Trading Cost Benefits
Trading HYG is cheaper than trading an actual high-yield bond. According to iShares data, you get a 1 basis point bid/ask for the ETF versus 50 basis points for individual bonds. Laipply says that’s due to several reasons.
In his words: “in order of progression, you have a portfolio bond and a portfolio itself will trade differently than individual bonds. You then add to that the idea of transparency and a rules-based exposure, so the bonds enter and leave HYG based on specified rules according to the index that it tracks. You then have the ability to see all of the holdings in HYG daily. Those attributes alone would allow for greater comfort around trading, and therefore compress the bid/ask spreads.”
Finally, you also have different places to trade: the exchange, which is the primary venue; and the over-the-counter markets; or creation/redemption, which allows the portfolio and exchange to stay anchored to the value of the underlying bond.
All of these factors allow for this huge compression in trading cost.
Who Actually Owns HYG
Relative to the size of the high-yield bond market, HYG represents only about 2% market share despite it being a $19 billion fund. That may seem small, but investor adoption of this strategy—and others like it—is on the rise as more and more people learn how to use ETFs for long exposure, hedging or for tactical reasons.
Today about 50% of HYG assets are retail money, according to iShares data, and the other 50% includes the likes of asset managers, pensions and insurance companies, among others.
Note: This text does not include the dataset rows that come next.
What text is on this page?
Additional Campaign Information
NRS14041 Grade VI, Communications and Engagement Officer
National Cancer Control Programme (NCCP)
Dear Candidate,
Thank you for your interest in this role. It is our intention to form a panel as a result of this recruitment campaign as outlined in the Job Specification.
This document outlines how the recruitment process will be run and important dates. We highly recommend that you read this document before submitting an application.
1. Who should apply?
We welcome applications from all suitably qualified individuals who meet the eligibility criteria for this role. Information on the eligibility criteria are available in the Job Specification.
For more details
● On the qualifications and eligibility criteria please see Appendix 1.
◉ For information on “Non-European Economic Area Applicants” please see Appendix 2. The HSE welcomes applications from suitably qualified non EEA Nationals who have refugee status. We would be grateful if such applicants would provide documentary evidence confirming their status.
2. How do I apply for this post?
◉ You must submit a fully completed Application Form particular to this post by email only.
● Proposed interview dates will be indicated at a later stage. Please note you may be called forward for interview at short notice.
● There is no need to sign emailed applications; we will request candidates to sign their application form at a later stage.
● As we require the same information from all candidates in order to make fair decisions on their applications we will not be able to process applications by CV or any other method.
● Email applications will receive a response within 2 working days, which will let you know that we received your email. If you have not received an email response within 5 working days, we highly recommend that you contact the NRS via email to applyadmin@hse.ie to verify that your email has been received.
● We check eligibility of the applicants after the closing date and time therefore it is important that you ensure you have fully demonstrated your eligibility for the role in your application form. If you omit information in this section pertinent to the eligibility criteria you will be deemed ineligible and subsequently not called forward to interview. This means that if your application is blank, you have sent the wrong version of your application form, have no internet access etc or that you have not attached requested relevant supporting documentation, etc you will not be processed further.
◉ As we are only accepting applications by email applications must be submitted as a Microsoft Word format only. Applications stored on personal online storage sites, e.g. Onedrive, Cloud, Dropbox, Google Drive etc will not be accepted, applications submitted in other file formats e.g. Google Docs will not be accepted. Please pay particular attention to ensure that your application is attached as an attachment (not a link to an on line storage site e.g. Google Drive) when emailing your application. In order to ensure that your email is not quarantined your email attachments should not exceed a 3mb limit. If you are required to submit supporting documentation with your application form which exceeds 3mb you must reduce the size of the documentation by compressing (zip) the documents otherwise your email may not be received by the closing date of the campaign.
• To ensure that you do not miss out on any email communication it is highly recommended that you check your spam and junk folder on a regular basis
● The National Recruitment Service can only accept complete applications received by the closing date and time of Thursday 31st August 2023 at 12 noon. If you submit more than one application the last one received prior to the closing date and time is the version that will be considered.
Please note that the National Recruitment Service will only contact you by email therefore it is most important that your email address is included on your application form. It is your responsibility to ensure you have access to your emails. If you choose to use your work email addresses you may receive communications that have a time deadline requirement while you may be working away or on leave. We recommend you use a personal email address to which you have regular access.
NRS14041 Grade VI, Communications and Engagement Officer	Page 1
That investor profile has evolved over time.
“Initially, it was fair to characterize HYG as more of a retail product when it first launched,” Laipply said. “But over time, as it's grown in both size and liquidity, investors of all sizes have started to find real utility in this strategy.”
Die-Hard Misconceptions About HYG
There are many who believe that somehow having HYG trade on an exchange creates potential stress on the market. ETFs often get a bad reputation for that sort of thing, according to Laipply. But that’s a “misconception.”
“If anything, giving the exposure the ability to trade in two different places effectively allows for the most efficient clearing of risk,” he said.
Outlook For High-Yield Bonds
The latest BlackRock market commentary said that credit spreads have tightened a lot, and there could be more downside risk at current levels than potential for price appreciation.
To Laipply, the core message is that the firm is now “neutral” on high-yield bonds: “But that doesn't mean negative. It means that we think high yield as an asset class serves a very vital role for income generation in the portfolio.”
As he put it, you’d own high-yield bonds for one of two reasons: for attractive value following a “cheapening in the market,” or as an income-generating asset class. Right now, Laipply says the high-yield bond market is offering more income than value.